日本共産党嶺南地区委員会 > しんぶん赤旗 > 事故6年ようやく・・福島第1原発デブリ確認か/全体像不明 取り出し困難

事故6年ようやく・・福島第1原発デブリ確認か/全体像不明 取り出し困難

 東京電力福島第1原発事故が発生してから6年4カ月余り。ようやく、3号機の原子炉圧力容器直下に投入した水中ロボットのカメラが、溶け落ちた核燃料(デブリ)らしき物体をとらえました。しかし全体状況を把握したというにはほど遠い状況です。気の遠くなるような廃炉への道のりが、原発事故の現実として迫ってきます。

(中村秀生)

制御棒を動かす装置の下部で見つかった、つらら状の塊(左上)=7月21日、福島第1原発3号機(国際廃炉研究開発機構提供)

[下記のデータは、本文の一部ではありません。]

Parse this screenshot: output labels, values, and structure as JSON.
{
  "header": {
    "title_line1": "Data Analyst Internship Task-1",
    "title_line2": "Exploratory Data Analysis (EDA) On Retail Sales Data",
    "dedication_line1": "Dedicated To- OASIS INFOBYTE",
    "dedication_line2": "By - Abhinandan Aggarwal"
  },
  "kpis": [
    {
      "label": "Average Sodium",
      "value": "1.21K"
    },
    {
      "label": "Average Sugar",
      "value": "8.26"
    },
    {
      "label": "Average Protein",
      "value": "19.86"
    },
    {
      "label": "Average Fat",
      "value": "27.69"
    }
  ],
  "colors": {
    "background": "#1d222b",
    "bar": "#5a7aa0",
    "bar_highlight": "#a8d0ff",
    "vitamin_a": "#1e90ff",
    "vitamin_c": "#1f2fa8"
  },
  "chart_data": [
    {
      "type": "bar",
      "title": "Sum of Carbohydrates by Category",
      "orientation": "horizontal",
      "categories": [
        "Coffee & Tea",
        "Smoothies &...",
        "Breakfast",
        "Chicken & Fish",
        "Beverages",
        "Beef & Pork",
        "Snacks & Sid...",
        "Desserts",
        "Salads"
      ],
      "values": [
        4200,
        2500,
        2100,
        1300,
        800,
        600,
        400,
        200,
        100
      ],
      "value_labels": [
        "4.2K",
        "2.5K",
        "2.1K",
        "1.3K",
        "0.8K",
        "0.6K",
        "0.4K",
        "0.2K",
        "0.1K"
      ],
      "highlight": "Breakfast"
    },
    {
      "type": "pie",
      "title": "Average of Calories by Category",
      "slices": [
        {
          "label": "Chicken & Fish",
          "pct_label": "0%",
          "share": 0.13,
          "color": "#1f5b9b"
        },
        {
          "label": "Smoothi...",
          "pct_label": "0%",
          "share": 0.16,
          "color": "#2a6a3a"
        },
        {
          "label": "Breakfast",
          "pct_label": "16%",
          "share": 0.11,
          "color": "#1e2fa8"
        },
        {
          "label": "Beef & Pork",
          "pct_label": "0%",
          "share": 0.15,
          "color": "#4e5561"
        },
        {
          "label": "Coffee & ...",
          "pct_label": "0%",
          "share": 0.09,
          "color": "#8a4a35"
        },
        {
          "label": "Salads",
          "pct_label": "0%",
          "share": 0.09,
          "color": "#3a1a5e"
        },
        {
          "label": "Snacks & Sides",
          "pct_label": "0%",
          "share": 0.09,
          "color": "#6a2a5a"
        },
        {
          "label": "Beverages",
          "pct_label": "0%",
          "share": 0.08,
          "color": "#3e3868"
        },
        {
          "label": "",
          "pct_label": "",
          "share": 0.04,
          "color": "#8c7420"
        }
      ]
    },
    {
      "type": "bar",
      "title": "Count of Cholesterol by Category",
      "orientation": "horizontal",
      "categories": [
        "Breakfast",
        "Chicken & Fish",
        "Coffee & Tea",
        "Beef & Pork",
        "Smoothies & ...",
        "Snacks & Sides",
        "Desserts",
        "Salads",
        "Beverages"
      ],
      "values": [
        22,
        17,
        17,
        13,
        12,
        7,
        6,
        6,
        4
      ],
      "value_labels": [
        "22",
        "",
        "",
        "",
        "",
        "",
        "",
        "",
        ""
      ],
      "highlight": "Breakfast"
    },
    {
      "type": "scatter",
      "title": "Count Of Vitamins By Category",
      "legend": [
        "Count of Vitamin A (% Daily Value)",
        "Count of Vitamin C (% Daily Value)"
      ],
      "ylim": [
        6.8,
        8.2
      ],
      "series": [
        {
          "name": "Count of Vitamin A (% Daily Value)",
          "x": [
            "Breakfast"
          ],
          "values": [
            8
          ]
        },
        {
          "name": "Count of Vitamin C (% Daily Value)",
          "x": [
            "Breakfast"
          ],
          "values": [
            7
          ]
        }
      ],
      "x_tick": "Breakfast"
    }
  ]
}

 「デブリの取り出しに向けて、ペデスタル(圧力容器を支える台座)の上部の状況、損傷具合、構造物がどういう状況になっていたのか、非常に多くの情報が得られた。大きな一歩だと考えている」

 東電の木元崇宏(たかひろ)原子力・立地本部長代理は7月21日の会見でこう述べました。

 一方、その一歩が早かったのか遅かったのかと問われると、「一歩一歩やってきたつもりだが、6年半近い時間が結果としてかかってしまった。早いか遅いかは、私の口からは難しい」と言葉を濁しました。「廃炉という大きなターゲットからいうと、まだまだ始まったばかりかもしれない」

 炉心溶融(メルトダウン)を起こした1〜3号機。原子炉建屋内は厳しい放射線環境のため人が容易に近づけず、原子炉格納容器内部の状況はほとんど把握できていません。

 今回の調査で、水中口ボットは、カメラ映像を見ながら遠隔操作しました。ケーブルが後方で引っかかっていないか、監視しながらの推進です。神経を使う作業での疲弊、ロボットの耐水性の問題もあり、調査の継続には限界があります。

 1号機のロボット調査は、正体不明の堆積物のため多くの情報が得られませんでした。2号機に投入された自走式ロボットは、堆積物に阻まれ目標地点に達しませんでした。

 米スリーマイル島原発事故(1979年)は、デブリが圧力容器内にとどまったにもかかわらず取り出しに約10年かかりました。デブリが格納容器の広い範囲に分散している福島第1原発1〜3号機が30〜40年で廃炉できる保証はありません。